Farkin' Links Vol. 143 9/8

I finally picked up my car last night...I use the word finally because I had to sit around for several hours while they were getting it ready. It's sort of like when your plane gets delayed because they're having a problem with the "intercom" even though you see the techs furiously working on the wing or engines. With all this free time of hand sitting, I got to watch the finale to this reality show called "The Cut." The premise was a collection of weirdos...I mean designers who were competing for a job designing clothes at Tommy Hilfiger. The best part about the show was that I found out there really was a Tommy Hilfiger. I thought he was one of those made up guys like J. Peterman from Seinfeld. All I can say about the final clothes designs from the three finalists is that I wouldn't use them unless I was wiping off my new car.

Besides the excitement of reality tv, this really hot chick and her handler came in to the dealership and attempted to purchase a Miata...or an MX5 as it's now called. I guess numbers and letter designations sound cooler; I know it worked for Star Wars. Anyways, she wasn't exactly beautiful, she looked like she had about as much milage as my old Civic and she walked with the confidence of a woman who knows she can get whatever she wanted, so my mind instantly decided STRIPPER! On a side note, the Miata she took for a spin has one of those keyless entry units; you just have the electronic unit with you and the car unlocks and starts up by itself. Very futuristic and cool...until you loose it in the laundry and have to pay 6 grand to get a new one. Anyways, the chick ended up leaving in a bit of a huff, so I wandered over to the manager of the store where they were talking about the whole incident.

"What was that about?," I asked.
"We couldn't do the sale. She had no verifiable evidence of income, and she wanted a specific payment that we just couldn't do."
"Un-verifiable?"
"Yeah...she's a dancer."
"You mean exotic, hanging off a pole type dancer, right?"
"Hehe...yeah, exactly."
"I thought she looked familiar."

On a brighter note, she can probably walk back in that place in about 2 weeks and buy the damn thing with cash, if she doesn't snort all of her lap dance tips up her nose.

"Politics is not a bad profession. If you succeed there are many rewards, if you disgrace yourself you can always write a book."
--Ronald Reagan


Hahaha...this guy is a regular riot. They'll love him in prison.

Hi, my name is Sam and I'm here to rob you.

What's cooler than watching a bullfight?

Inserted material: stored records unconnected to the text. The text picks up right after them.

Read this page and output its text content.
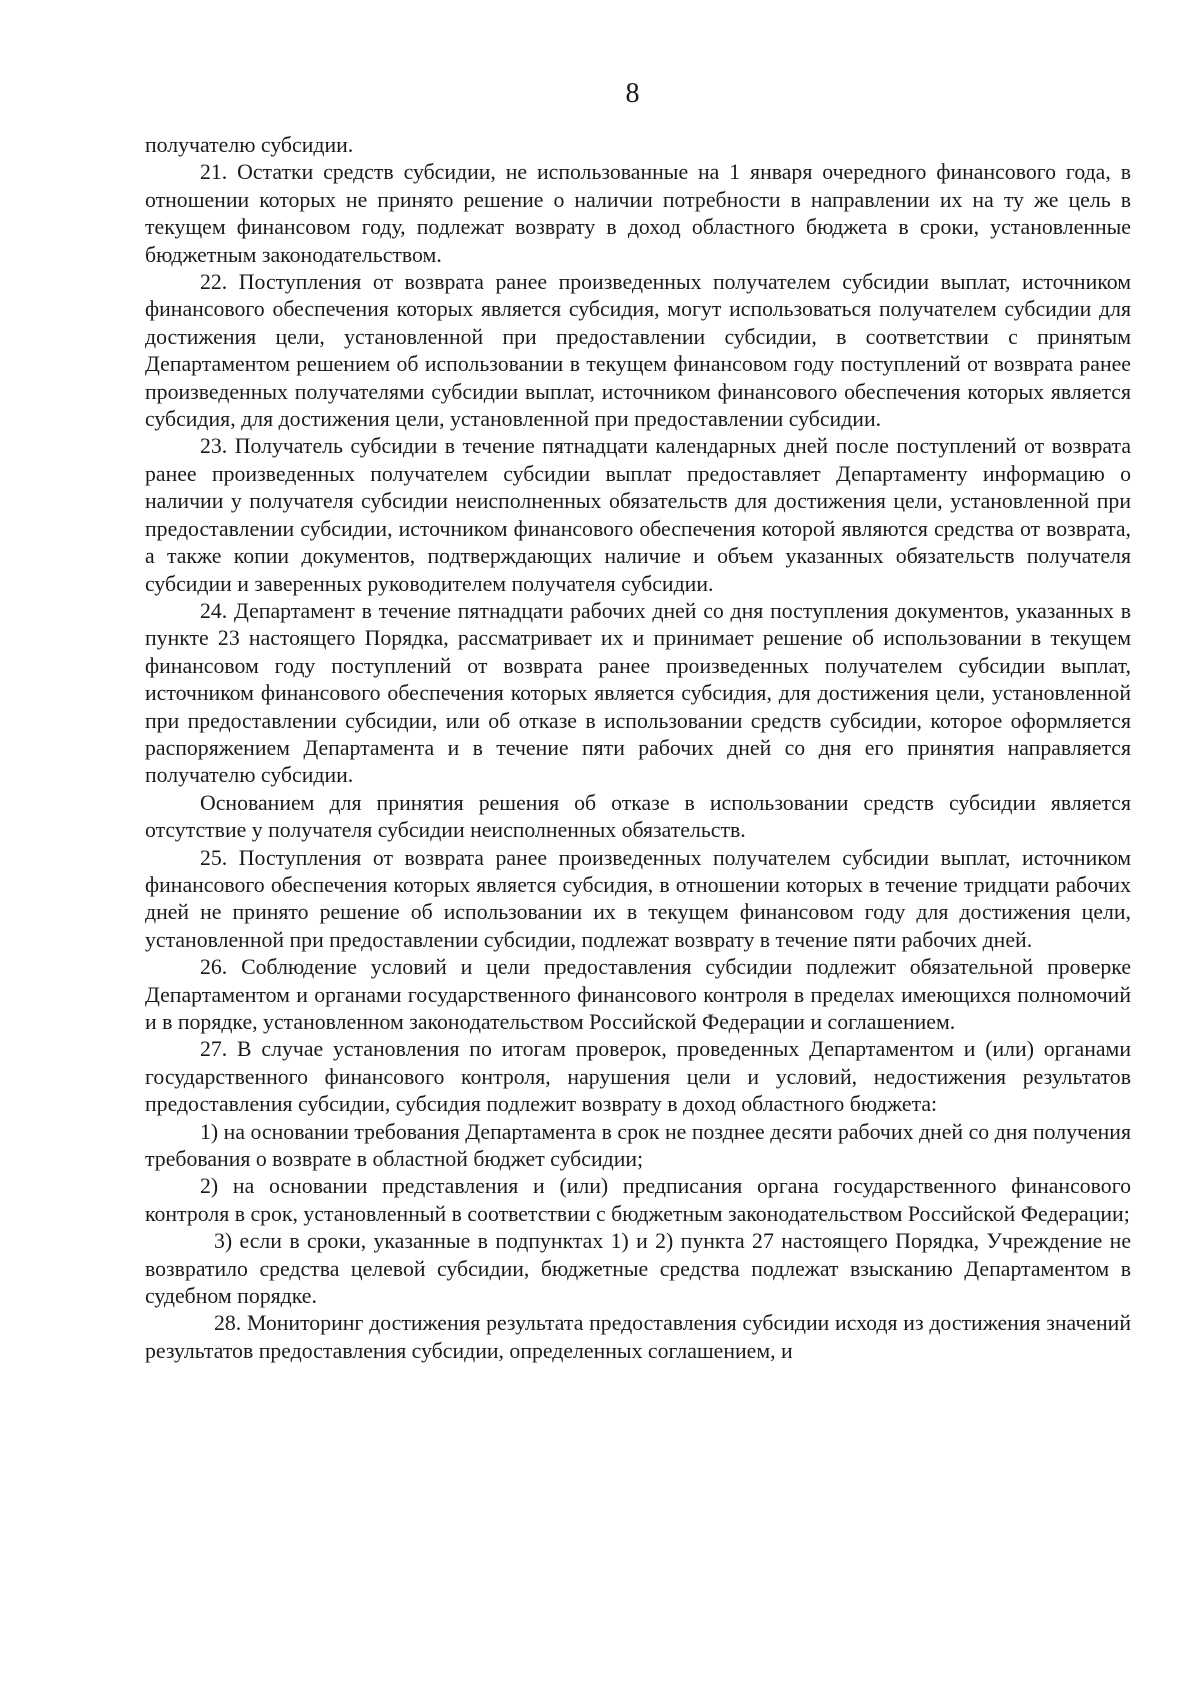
8

получателю субсидии.

21. Остатки средств субсидии, не использованные на 1 января очередного финансового года, в отношении которых не принято решение о наличии потребности в направлении их на ту же цель в текущем финансовом году, подлежат возврату в доход областного бюджета в сроки, установленные бюджетным законодательством.

22. Поступления от возврата ранее произведенных получателем субсидии выплат, источником финансового обеспечения которых является субсидия, могут использоваться получателем субсидии для достижения цели, установленной при предоставлении субсидии, в соответствии с принятым Департаментом решением об использовании в текущем финансовом году поступлений от возврата ранее произведенных получателями субсидии выплат, источником финансового обеспечения которых является субсидия, для достижения цели, установленной при предоставлении субсидии.

23. Получатель субсидии в течение пятнадцати календарных дней после поступлений от возврата ранее произведенных получателем субсидии выплат предоставляет Департаменту информацию о наличии у получателя субсидии неисполненных обязательств для достижения цели, установленной при предоставлении субсидии, источником финансового обеспечения которой являются средства от возврата, а также копии документов, подтверждающих наличие и объем указанных обязательств получателя субсидии и заверенных руководителем получателя субсидии.

24. Департамент в течение пятнадцати рабочих дней со дня поступления документов, указанных в пункте 23 настоящего Порядка, рассматривает их и принимает решение об использовании в текущем финансовом году поступлений от возврата ранее произведенных получателем субсидии выплат, источником финансового обеспечения которых является субсидия, для достижения цели, установленной при предоставлении субсидии, или об отказе в использовании средств субсидии, которое оформляется распоряжением Департамента и в течение пяти рабочих дней со дня его принятия направляется получателю субсидии.

Основанием для принятия решения об отказе в использовании средств субсидии является отсутствие у получателя субсидии неисполненных обязательств.

25. Поступления от возврата ранее произведенных получателем субсидии выплат, источником финансового обеспечения которых является субсидия, в отношении которых в течение тридцати рабочих дней не принято решение об использовании их в текущем финансовом году для достижения цели, установленной при предоставлении субсидии, подлежат возврату в течение пяти рабочих дней.

26. Соблюдение условий и цели предоставления субсидии подлежит обязательной проверке Департаментом и органами государственного финансового контроля в пределах имеющихся полномочий и в порядке, установленном законодательством Российской Федерации и соглашением.

27. В случае установления по итогам проверок, проведенных Департаментом и (или) органами государственного финансового контроля, нарушения цели и условий, недостижения результатов предоставления субсидии, субсидия подлежит возврату в доход областного бюджета:

1) на основании требования Департамента в срок не позднее десяти рабочих дней со дня получения требования о возврате в областной бюджет субсидии;

2) на основании представления и (или) предписания органа государственного финансового контроля в срок, установленный в соответствии с бюджетным законодательством Российской Федерации;

3) если в сроки, указанные в подпунктах 1) и 2) пункта 27 настоящего Порядка, Учреждение не возвратило средства целевой субсидии, бюджетные средства подлежат взысканию Департаментом в судебном порядке.

28. Мониторинг достижения результата предоставления субсидии исходя из достижения значений результатов предоставления субсидии, определенных соглашением, и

If you answered watching a midget bullfight, you get a cigar.

Here's the top 10 funny and 10 offensive religious jokes. Enjoy.

This guy went through a lot of trouble to check out childhood starlets to see if they're hot now. I, for one, applaud his efforts.

...and now for a Lindsey Lohan update. This guy thinks she's starting to look healthier...I'm not so sure.

Here's a rather amusing soccer story that even people not named Moody can enjoy. I'd say this is pretty gay, but Vinnie Jones would probably hunt me down and kill me...or at the least re-enact this picture.

I guess Jerome Bettis is trying to establish a new career after football...although he's no Doc Love at this point.

Damn! Where did she go!? Ninjas are too powerful!

Hehe...o.k., this REALLY looks like something someone from Cal Tech would invent. I mean, their mascot is the beaver, right Ben? Not safe for work.

Wow...how come my teachers never looked like this? I guess I should have grown up in Italy.

I knew it wasn't the president, or the Federal government, or the incompetent local government that was responsible for Katrina. IT WAS THE COMMIES!

Do you feel as though you've been wronged and the offending party just won't apologize? You should go to this link.

This is the stupidest invention I've ever seen...I'll buy three.

Who says you never learn anything useful on TV?